Traditional labour legislation has always been built around the assumption that employees will work on their employers' premises. As a result, health and safety rules have traditionally focused on the need for employers to make sure factories or office buildings are safe to work in.

When employees start to work at home, the employer's responsibility becomes more difficult to define. “We will be looking at ways to strike a balance between people's right to privacy in their own home and an employer's obligation to ensure a safe working environment,” said one DGV official.

It is thought the Commission will suggest the two sides draw up so-called 'telework agreements', under which employers would agree to ensure that 40 or so basic requirements were met at the employee's home, including adequate insurance, proper heating and lighting, and paying work-related communications costs such as telephone bills.

When it comes to making sure such rules are enforced, the Commission is likely to suggest a broadly self-regulatory approach. “People's need for privacy at home means the sort of inspections carried out in traditional workplaces would not be appropriate. One method could be to introduce a system of licences which would be issued for premises which come up to the relevant standards,” said one official.

The Commission is also likely to propose a review of the status of self-employed workers across the Union, since a very large proportion of teleworkers fall into this category.

“Telework is an expanding sector and has the potential to generate new jobs. If this potential is to be fulfilled, we should try to ensure a decent social framework for the self-employed,” said one official.

Self-employed people currently tend to have less advantageous conditions when it comes to issues such as sick-pay and holidays.

The European Trade Union Confederation (ETUC) criticised the Commission last year for failing to address the issue of teleworking adequately in its Green Paper on Living and Working in the information society.

“The conference on telework organised by the Commission with its recommendations for the social shaping of the information society is not mentioned,” said an ETUC document released in response to the Green Paper.

Last November, teleworkers' organisations from across the EU met in Vienna to discuss the future of the sector.

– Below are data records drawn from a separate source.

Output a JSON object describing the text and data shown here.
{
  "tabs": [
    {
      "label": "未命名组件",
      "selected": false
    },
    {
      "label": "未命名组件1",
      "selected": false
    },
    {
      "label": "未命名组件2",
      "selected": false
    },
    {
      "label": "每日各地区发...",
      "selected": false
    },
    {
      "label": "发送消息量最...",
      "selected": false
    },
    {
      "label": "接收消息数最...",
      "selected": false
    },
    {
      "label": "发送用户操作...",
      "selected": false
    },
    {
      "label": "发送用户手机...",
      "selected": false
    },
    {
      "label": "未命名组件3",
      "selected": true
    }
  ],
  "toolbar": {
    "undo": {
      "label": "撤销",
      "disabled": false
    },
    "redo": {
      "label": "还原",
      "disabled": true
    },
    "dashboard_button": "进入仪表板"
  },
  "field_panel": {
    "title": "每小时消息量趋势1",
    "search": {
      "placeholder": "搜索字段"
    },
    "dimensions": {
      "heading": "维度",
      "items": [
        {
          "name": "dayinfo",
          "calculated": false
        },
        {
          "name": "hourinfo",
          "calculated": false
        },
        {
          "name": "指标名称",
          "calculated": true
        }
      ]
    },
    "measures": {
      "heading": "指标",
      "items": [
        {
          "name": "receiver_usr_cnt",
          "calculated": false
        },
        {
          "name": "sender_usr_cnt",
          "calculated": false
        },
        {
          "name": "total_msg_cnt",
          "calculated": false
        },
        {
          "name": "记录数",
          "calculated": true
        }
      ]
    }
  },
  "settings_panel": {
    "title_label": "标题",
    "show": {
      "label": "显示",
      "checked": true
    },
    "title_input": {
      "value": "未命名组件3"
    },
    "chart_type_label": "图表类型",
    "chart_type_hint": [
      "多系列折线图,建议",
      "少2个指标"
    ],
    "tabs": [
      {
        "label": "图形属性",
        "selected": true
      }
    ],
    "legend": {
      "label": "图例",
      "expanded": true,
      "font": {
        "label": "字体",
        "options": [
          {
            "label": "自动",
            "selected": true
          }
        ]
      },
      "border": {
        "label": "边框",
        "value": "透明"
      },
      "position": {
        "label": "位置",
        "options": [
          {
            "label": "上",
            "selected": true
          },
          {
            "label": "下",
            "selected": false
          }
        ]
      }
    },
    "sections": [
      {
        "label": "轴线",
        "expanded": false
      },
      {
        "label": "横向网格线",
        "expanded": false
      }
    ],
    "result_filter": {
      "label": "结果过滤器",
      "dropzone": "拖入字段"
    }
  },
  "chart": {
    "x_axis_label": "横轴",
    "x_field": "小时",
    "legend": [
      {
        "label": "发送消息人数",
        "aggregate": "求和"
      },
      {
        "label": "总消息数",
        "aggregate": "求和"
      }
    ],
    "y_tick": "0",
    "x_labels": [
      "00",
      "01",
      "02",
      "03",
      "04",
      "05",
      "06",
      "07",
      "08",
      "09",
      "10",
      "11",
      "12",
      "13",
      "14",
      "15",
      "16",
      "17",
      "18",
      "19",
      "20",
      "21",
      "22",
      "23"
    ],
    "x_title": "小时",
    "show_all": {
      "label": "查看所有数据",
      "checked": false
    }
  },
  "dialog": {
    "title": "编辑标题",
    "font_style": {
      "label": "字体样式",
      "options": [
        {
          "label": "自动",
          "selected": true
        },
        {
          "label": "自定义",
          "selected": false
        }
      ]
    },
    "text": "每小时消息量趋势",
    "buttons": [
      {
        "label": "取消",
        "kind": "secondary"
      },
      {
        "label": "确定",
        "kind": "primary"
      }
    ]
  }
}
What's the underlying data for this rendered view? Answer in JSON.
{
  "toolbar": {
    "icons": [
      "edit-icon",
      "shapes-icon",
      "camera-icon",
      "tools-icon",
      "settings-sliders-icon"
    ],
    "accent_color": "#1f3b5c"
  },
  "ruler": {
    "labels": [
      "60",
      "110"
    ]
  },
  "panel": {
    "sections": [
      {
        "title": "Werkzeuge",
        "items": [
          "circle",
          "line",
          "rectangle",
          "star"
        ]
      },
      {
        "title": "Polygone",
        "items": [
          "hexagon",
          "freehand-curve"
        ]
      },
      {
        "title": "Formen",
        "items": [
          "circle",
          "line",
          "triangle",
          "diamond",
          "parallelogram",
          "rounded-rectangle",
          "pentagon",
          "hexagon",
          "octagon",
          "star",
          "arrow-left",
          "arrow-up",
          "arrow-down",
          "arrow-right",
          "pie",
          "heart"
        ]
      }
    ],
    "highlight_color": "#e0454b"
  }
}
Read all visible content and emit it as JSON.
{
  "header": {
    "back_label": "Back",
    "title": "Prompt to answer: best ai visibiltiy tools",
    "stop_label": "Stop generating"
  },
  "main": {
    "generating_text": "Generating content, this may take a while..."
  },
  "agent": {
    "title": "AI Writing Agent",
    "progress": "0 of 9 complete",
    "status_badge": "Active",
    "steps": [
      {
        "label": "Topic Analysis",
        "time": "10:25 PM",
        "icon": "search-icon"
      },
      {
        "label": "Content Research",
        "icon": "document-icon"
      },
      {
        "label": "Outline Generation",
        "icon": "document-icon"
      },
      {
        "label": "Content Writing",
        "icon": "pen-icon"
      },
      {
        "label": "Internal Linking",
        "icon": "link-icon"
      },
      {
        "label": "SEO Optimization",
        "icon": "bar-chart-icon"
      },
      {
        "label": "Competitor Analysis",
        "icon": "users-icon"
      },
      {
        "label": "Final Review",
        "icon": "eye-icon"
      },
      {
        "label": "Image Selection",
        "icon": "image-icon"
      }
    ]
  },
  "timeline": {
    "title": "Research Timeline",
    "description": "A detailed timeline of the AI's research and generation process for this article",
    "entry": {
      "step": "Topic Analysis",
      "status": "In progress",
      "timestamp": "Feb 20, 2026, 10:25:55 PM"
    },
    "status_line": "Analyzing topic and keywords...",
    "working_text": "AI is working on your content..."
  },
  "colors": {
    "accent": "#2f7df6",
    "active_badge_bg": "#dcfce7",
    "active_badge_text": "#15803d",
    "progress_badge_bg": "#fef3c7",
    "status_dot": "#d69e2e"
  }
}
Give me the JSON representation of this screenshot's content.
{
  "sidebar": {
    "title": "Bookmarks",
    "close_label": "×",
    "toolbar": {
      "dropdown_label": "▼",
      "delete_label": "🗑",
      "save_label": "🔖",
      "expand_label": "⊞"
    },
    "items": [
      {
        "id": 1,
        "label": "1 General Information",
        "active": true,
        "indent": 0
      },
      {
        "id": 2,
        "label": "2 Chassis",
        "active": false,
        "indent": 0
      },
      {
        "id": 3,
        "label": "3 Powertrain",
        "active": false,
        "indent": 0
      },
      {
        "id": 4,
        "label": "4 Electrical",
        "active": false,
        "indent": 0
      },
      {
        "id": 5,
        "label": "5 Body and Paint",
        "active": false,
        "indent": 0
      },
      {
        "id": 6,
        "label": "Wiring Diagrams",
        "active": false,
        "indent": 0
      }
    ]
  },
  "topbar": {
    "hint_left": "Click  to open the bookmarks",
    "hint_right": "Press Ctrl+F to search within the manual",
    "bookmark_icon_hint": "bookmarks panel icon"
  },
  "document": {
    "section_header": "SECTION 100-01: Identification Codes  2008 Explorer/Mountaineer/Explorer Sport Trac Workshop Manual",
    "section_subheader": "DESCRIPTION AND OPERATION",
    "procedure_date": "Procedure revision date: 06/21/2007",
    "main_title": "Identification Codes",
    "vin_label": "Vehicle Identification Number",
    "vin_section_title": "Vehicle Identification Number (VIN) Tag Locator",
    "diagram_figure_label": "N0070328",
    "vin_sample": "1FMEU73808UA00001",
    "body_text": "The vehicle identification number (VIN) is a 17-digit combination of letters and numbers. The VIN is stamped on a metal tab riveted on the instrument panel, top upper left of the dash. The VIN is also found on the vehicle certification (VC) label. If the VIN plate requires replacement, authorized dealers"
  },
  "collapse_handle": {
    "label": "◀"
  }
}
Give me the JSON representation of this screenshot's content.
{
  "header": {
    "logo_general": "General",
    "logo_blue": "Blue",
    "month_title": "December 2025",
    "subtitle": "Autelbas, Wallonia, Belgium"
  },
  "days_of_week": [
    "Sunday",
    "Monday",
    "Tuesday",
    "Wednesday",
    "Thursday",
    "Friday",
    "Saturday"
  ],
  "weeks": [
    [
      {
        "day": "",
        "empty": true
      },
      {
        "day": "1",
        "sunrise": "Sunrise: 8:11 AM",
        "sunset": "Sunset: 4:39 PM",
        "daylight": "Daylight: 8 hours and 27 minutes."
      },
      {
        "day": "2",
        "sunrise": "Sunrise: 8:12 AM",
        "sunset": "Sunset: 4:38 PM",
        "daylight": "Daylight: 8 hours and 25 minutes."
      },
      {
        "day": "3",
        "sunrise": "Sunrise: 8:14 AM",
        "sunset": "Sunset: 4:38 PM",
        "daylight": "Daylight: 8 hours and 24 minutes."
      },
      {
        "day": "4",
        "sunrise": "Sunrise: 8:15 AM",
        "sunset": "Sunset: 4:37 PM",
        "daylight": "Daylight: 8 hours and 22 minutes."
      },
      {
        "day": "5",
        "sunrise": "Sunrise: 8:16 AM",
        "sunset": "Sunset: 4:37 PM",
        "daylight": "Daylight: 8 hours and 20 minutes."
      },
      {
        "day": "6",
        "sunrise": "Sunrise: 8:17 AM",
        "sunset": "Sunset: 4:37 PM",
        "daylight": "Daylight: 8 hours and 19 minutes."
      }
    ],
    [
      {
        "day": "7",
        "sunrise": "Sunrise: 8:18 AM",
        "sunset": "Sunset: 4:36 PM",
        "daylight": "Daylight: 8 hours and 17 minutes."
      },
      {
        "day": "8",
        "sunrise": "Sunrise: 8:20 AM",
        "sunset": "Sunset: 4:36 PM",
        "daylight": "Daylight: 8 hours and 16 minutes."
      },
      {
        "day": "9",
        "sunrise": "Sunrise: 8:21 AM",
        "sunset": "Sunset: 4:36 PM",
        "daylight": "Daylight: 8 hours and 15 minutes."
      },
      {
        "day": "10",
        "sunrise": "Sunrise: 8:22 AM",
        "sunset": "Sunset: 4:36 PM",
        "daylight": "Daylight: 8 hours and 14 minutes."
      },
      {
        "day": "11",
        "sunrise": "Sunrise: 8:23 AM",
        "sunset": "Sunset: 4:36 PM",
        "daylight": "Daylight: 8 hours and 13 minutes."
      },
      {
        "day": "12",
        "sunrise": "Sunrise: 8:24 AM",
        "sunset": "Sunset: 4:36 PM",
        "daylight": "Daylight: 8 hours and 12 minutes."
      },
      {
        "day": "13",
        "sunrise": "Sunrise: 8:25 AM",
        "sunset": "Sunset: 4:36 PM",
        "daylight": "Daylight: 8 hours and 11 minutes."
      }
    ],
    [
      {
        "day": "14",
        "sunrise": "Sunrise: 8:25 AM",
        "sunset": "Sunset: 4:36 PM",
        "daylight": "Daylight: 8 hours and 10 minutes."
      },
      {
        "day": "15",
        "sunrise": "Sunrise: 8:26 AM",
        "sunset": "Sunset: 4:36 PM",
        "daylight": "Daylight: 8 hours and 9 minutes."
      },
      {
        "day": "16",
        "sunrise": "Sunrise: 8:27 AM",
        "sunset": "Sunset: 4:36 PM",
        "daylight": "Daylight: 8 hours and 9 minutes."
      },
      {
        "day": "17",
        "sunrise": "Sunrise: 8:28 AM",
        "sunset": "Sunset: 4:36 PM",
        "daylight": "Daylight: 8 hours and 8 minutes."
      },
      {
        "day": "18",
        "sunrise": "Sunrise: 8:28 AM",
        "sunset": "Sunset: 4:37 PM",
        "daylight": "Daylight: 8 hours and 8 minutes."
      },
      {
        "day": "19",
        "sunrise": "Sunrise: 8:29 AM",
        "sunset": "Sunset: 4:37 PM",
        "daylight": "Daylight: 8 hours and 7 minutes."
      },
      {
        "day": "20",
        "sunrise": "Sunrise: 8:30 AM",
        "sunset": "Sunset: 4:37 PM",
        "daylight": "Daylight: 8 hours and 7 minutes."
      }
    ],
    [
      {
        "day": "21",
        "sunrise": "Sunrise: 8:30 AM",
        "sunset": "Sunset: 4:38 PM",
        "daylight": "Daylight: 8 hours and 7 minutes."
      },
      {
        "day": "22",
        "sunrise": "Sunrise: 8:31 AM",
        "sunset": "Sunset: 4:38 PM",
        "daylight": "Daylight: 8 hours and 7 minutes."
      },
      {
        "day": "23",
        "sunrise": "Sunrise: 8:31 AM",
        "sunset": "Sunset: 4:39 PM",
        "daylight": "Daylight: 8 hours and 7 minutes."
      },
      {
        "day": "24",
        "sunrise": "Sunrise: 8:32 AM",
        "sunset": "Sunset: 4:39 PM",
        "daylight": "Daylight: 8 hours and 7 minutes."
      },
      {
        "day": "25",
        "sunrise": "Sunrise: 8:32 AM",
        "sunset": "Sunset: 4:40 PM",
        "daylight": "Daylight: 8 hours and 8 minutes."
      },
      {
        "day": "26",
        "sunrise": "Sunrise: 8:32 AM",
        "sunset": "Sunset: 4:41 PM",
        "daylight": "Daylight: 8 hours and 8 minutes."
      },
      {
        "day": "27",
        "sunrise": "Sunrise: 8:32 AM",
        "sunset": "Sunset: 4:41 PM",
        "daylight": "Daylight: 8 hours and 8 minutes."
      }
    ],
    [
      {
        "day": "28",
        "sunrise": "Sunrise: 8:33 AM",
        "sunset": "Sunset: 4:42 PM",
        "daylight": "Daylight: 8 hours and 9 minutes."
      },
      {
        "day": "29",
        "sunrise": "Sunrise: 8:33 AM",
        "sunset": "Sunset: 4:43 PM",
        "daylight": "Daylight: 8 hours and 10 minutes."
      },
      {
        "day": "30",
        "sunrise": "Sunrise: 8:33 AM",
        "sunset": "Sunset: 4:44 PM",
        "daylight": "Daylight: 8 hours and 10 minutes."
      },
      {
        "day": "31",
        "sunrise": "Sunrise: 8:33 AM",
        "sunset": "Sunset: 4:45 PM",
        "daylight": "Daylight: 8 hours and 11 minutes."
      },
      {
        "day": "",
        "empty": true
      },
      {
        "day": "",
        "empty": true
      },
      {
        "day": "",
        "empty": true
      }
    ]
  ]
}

The two-day event looked at three broad themes; getting people to work, training for life in the information society and working towards sustainability.

Like the Commission communication, delegates stressed the need to re-examine labour legislation in the light of the new trends and considered the development of so-called 'telecentres' which house more powerful machines and support technology than would be available to a single home-based worker and which act as a sort of half-way house between home and office.